8 Facts About Mortgages That You Did Not Know
If you think you know everything about mortgages, think again. Most people get a mortgage some time or another, and a lot of people don’t even ask where it came from or how did it come to be?
Well, if you’re planning on impressing your friends and family with some little-known mortgage facts, you’re in the right place! Here are some few facts about mortgages that you didn’t know.
The First Time the Word Mortgage was Used, It Didn’t Have Anything to do with Housing
During the early times, the word mortgage was spelled as “morgage.” It was in the 1300s when Confessio Amantis wrote a poem about it. In it, a mortgage was used to describe marriage and not a home loan. Now that’s a shock!

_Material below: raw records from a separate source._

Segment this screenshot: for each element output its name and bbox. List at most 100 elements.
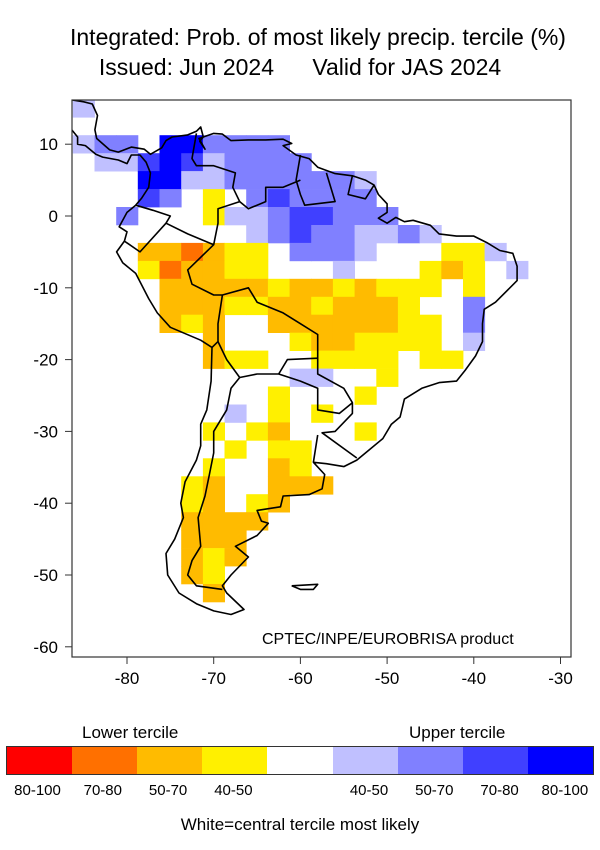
grid-cell [159,242,182,262]
product-credit: CPTEC/INPE/EUROBRISA product [262,631,514,648]
grid-cell [311,404,334,423]
y-tick-label: -50 [33,566,58,585]
grid-cell [202,242,225,262]
grid-cell [267,458,290,477]
grid-cell [202,458,225,477]
legend-lower-tercile-label: Lower tercile [82,723,179,742]
grid-cell [289,368,312,387]
grid-cell [159,153,182,172]
grid-cell [267,171,290,190]
legend-bin-label: 40-50 [349,782,389,799]
grid-cell [311,368,334,387]
legend-swatch [72,747,138,774]
coastline [186,376,241,591]
grid-cell [202,189,225,208]
grid-cell [332,278,355,298]
grid-cell [267,189,290,208]
grid-cell [463,314,486,333]
x-tick-label: -60 [288,669,313,688]
grid-cell [289,440,312,459]
grid-cell [376,314,399,333]
grid-cell [332,207,355,226]
y-tick-label: -10 [33,279,58,298]
grid-cell [267,278,290,298]
coastlines-and-borders [72,100,518,616]
grid-cell [202,350,225,369]
legend-bin-label: 80-100 [14,782,61,799]
grid-cell [289,189,312,208]
grid-cell [181,512,204,531]
grid-cell [159,135,182,154]
grid-cell [224,440,247,459]
grid-cell [376,332,399,351]
grid-cell [267,386,290,405]
grid-cell [202,207,225,226]
grid-cell [289,332,312,351]
grid-cell [376,225,399,244]
valid-period: Valid for JAS 2024 [312,54,502,80]
color-legend-bar [6,746,594,775]
legend-bin-label: 50-70 [415,782,454,799]
map-frame [71,99,572,658]
grid-cell [354,278,377,298]
grid-cell [376,278,399,298]
grid-cell [246,260,269,280]
grid-cell [137,189,160,208]
grid-cell [463,278,486,298]
legend-bin-label: 40-50 [214,782,253,799]
grid-cell [289,225,312,244]
grid-cell [354,422,377,441]
grid-cell [289,207,312,226]
grid-cell [224,171,247,190]
grid-cell [267,296,290,316]
grid-cell [159,278,182,298]
x-tick-label: -70 [201,669,226,688]
grid-cell [202,530,225,549]
grid-cell [376,368,399,387]
grid-cell [441,260,464,280]
coastline [295,154,336,206]
grid-cell [484,242,507,262]
legend-bin-label: 50-70 [148,782,188,799]
grid-cell [159,260,182,280]
grid-cell [354,207,377,226]
issued-date: Issued: Jun 2024 [98,54,275,80]
coastline [186,179,358,459]
grid-cell [311,296,334,316]
grid-cell [311,225,334,244]
grid-cell [159,314,182,333]
grid-cell [332,314,355,333]
legend-upper-tercile-label: Upper tercile [409,723,506,742]
grid-cell [463,296,486,316]
grid-cell [224,242,247,262]
coastline [239,373,353,415]
legend-bin-label: 70-80 [83,782,122,799]
grid-cell [267,404,290,423]
grid-cell [137,242,160,262]
grid-cell [419,260,442,280]
grid-cell [202,512,225,531]
map-subtitle: Issued: Jun 2024 Valid for JAS 2024 [0,54,600,81]
grid-cell [159,189,182,208]
grid-cell [419,332,442,351]
grid-cell [289,171,312,190]
x-tick-label: -30 [548,669,573,688]
grid-cell [354,332,377,351]
grid-cell [332,189,355,208]
grid-cell [311,350,334,369]
map-title: Integrated: Prob. of most likely precip.… [70,24,566,50]
grid-cell [246,207,269,226]
coastline [347,175,375,200]
grid-cell [224,260,247,280]
grid-cell [397,296,420,316]
grid-cell [202,135,225,154]
grid-cell [419,350,442,369]
grid-cell [289,458,312,477]
grid-cell [246,242,269,262]
grid-cell [181,530,204,549]
grid-cell [332,225,355,244]
grid-cell [354,242,377,262]
grid-cell [267,314,290,333]
probability-grid [72,100,529,603]
legend-bin-label: 70-80 [480,782,519,799]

The Mortgage is Related to Death
Mortgage originates from an Old French word “mort gaige” or “morgage” which means “dead pledge.” Its kind of like your mortgage dies once you fail to pay or pay it off.
A Lot of People Don’t Have a Clue About Mortgages
According to a survey conducted by CNN Money, less than two-thirds of people in the survey didn’t have any clue as to what “Annual Percentage Rate” means while another two-thirds thought that each lender has to charge the same fees for each customer as required.
However, those are far from the truth. The lender can charge you whatever price he or she wants for your appraisal and credit check. It is one of the reasons why shopping around is recommended when you are trying to look for a mortgage.
Red Doors Mean Mortgage-Free
Did you know that colors also have something to do with mortgages? In Scotland, people who have paid off their mortgages paint their front doors red. So when you finally pay off your mortgage, why not invest in a bucket of red paint? That’ll come in handy.
The American Mortgage has Changed
Nowadays, thirty-year mortgages are new. However, during the Great Depression, mortgages only had very short maturity times. And when you have to make a down payment, it is usually very high. It is what the American Mortgage in Historical and International Context says. Before the Depression, mortgages had variable interest rates. In addition, they were usually renegotiated and on a yearly basis at that! Now that’s something.
First-Time Buyers are Fewer
First-time buyers often occupy as much as 40% of the housing market. But lately, this number has become lower. According to the National Association of Realtors (NAR), only 38% were first-time buyers in 2013. If you’re a first-time buyer availing of FHA Loans Fort Worth, then you’re included.
There are a Lot of Mortgage Debt
In the third quarter of 2013, as much as 13 trillion USD was mortgage debt according to the Federal Reserve. The one-to-four-family residences are the one with the most mortgage debt.
Freddie and Fannie
In 1938, President Franklin Roosevelt created Fannie Mae in hopes of freeing up money for lenders. In 1970, Freddie Mac was created. It was only just after Fannie Mae turned into a publicly traded company. The government probably never anticipated these two organizations to become so large. Now, Fannie and Freddie own at least half of the mortgages in the country when combined.